Phylogenetic analysis showed that FcAraf43 clusters within the animal GH43 lineages, which forms a monophyletic clade within bacterial sequences, while the fungal sequences cluster separately. The clustering of FcAraf43 with two bacterial arabinofuranosidases of Thermoanaerobacterium and Paenibacillus is supported by phylogenetic analysis of both ML and NJ algorithms with high confidence, suggesting a bacterial origin from a single HGT event. Within the animal clade, we observe tardigrades to be a sister group of midge- and collembolan GH43 peptide sequences. This suggests that the GH43 protein sequence tree presented here follows the common scheme for the evolution of Panarthropoda within the Ecdysozoa clade, whereby tardigrades are ancestral to arthropods [35]. The origin of FcAraf is more clear when compared to isopenicillin N synthase, another HGT gene in the F. candida genome [13]. This gene could not be assigned to a bacterial donor nor to a fungal donor. This supports the notion as pointed out by McDonald and Currie 2017, that HGT events are quite rare, and the location of the source of the event may depend on different evolutionary rates [36]. Finally, the signal peptide, as elucidated from Araf43, is not present in the bacterial GH43 peptides, but has been identified in fungal Chrysosporium and Penicillium [37,38]. This suggests that the recruitment of a signal peptide for GH43 happened at least two times independently in fungal and animal genomes.

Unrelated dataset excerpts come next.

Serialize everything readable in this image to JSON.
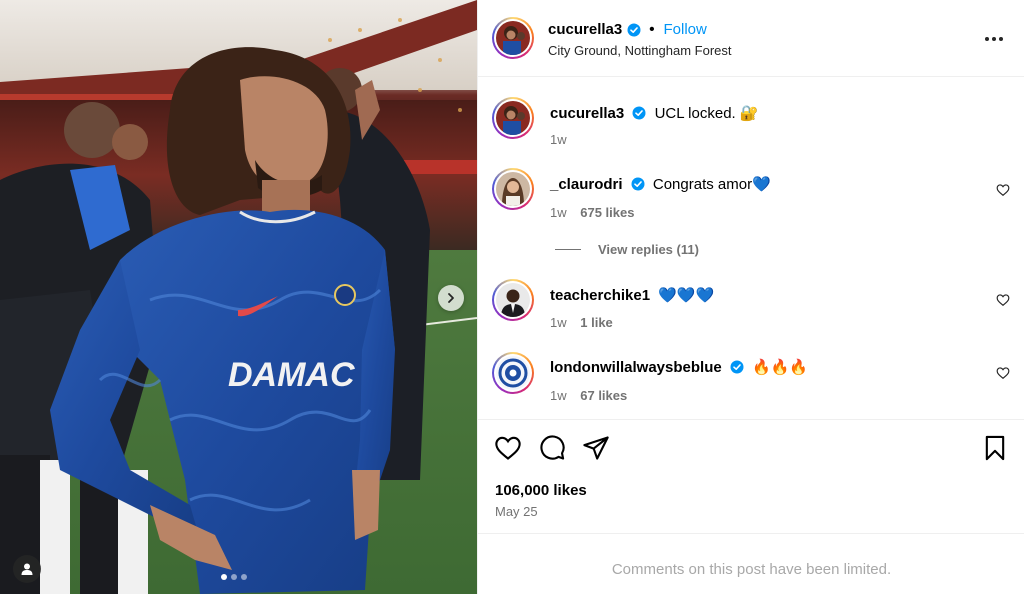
{
  "post": {
    "author": {
      "username": "cucurella3",
      "verified": true,
      "follow_label": "Follow",
      "separator": "•",
      "location": "City Ground, Nottingham Forest"
    },
    "caption": {
      "username": "cucurella3",
      "text": "UCL locked. 🔐",
      "time": "1w"
    },
    "comments": [
      {
        "username": "_claurodri",
        "verified": true,
        "text": "Congrats amor💙",
        "time": "1w",
        "likes": "675 likes"
      },
      {
        "username": "teacherchike1",
        "verified": false,
        "text": "💙💙💙",
        "time": "1w",
        "likes": "1 like"
      },
      {
        "username": "londonwillalwaysbeblue",
        "verified": true,
        "text": "🔥🔥🔥",
        "time": "1w",
        "likes": "67 likes"
      }
    ],
    "view_replies": "View replies (11)",
    "likes_total": "106,000 likes",
    "date": "May 25",
    "comments_limited": "Comments on this post have been limited.",
    "photo": {
      "shirt_text": "DAMAC",
      "carousel_count": 3,
      "carousel_active": 1
    }
  },
  "icons": {
    "verified": "verified-badge-icon",
    "more": "more-options-icon",
    "heart": "heart-icon",
    "comment": "comment-icon",
    "share": "share-icon",
    "save": "bookmark-icon",
    "next": "chevron-right-icon",
    "tag": "user-tag-icon"
  },
  "colors": {
    "accent": "#0095f6",
    "chelsea_blue": "#1f4ea3",
    "muted": "#737373"
  }
}
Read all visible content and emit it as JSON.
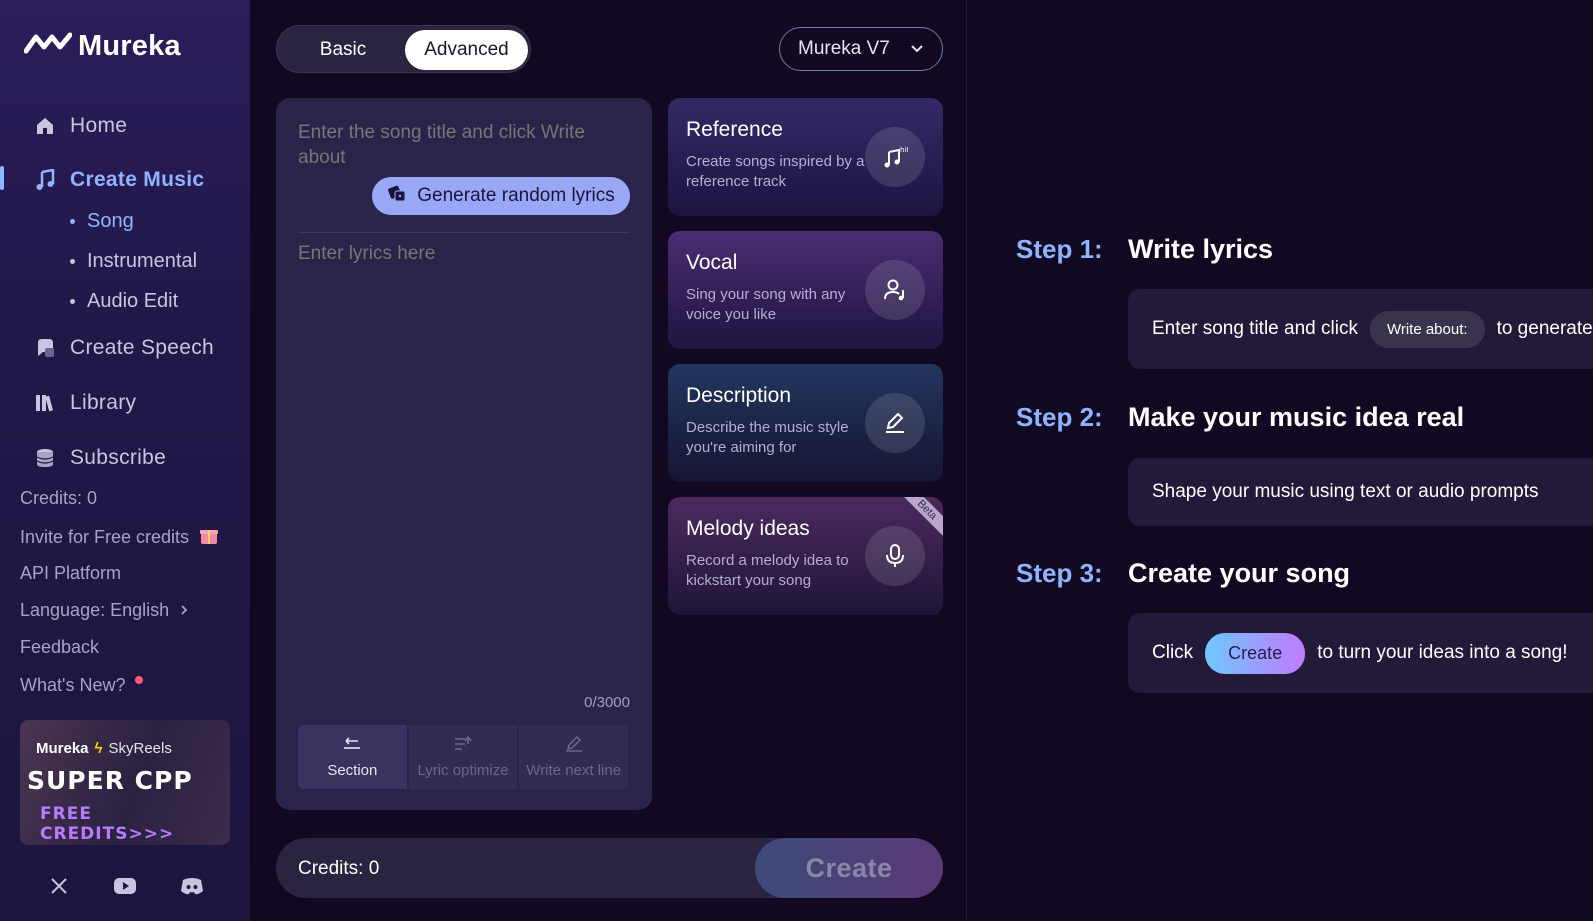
{
  "brand": {
    "name": "Mureka"
  },
  "nav": {
    "home": "Home",
    "create_music": "Create Music",
    "song": "Song",
    "instrumental": "Instrumental",
    "audio_edit": "Audio Edit",
    "create_speech": "Create Speech",
    "library": "Library",
    "subscribe": "Subscribe"
  },
  "sidebar_links": {
    "credits": "Credits: 0",
    "invite": "Invite for Free credits",
    "api": "API Platform",
    "language": "Language: English",
    "feedback": "Feedback",
    "whats_new": "What's New?"
  },
  "promo": {
    "brand1": "Mureka",
    "brand2": "SkyReels",
    "headline": "SUPER CPP",
    "sub": "FREE CREDITS>>>"
  },
  "mode": {
    "basic": "Basic",
    "advanced": "Advanced"
  },
  "model": {
    "selected": "Mureka V7"
  },
  "lyrics": {
    "title_placeholder": "Enter the song title and click Write about",
    "generate_label": "Generate random lyrics",
    "lyrics_placeholder": "Enter lyrics here",
    "counter": "0/3000",
    "tools": {
      "section": "Section",
      "optimize": "Lyric optimize",
      "next_line": "Write next line"
    }
  },
  "cards": [
    {
      "title": "Reference",
      "desc": "Create songs inspired by a reference track"
    },
    {
      "title": "Vocal",
      "desc": "Sing your song with any voice you like"
    },
    {
      "title": "Description",
      "desc": "Describe the music style you're aiming for"
    },
    {
      "title": "Melody ideas",
      "desc": "Record a melody idea to kickstart your song",
      "badge": "Beta"
    }
  ],
  "bottom": {
    "credits": "Credits: 0",
    "create": "Create"
  },
  "steps": [
    {
      "num": "Step 1:",
      "title": "Write lyrics",
      "text_before": "Enter song title and click",
      "pill": "Write about:",
      "text_after": "to generate"
    },
    {
      "num": "Step 2:",
      "title": "Make your music idea real",
      "text": "Shape your music using text or audio prompts"
    },
    {
      "num": "Step 3:",
      "title": "Create your song",
      "text_before": "Click",
      "pill": "Create",
      "text_after": "to turn your ideas into a song!"
    }
  ],
  "colors": {
    "accent": "#8fb4ff",
    "background": "#120822",
    "sidebar": "#221848"
  }
}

One of the reasons why the gene was maintained in the host genome may be due to its advantage to host nutrition as well as exploring the host into new niches, such as in helping digesting hemicellulose [39]. Biomass is an abundant source of energy. Effective degradation of this energy source will be very beneficial to the host. Having this gene helps the springtail to breakdown hemicellulose and decrease its dependence on the gut microbiome. There are other cases where HGTs gene have been found in relation to herbivorous insect. Although these events are very rare, they do occur. A functional mannanase was found in the coffee berry borer beetle, Hypothenemus hampei. This gives the beetle advantages in degrading the polysaccharide of the coffee seeds [12]. Endoglucanases and pectinases were also observed in plant parasitic nematodes [40]. Another common feature found in these cell wall or other glycan degrading enzymes is that they are secreted. This was observed in other hosts, such as nematode [41], spider mite [42], and parasitic wasp [43]. The signal peptide found was the Sec/SPI secretory signal peptide. It is transported by the Sec translocon and cleaved by signal peptidase I (Lep) [22].

5. Conclusions

We have identified an active novel HGT-derived α-L-arabinofuranosidase in the genome of the springtail F. candida. The HGT gene may help this soil-living animal to digest hemicellulose from plant biomass. This in turn helps the springtail to utilize recalcitrant polysaccharides and help it to survive and thrive in the soil environment, which is known for its resource-limited characteristics.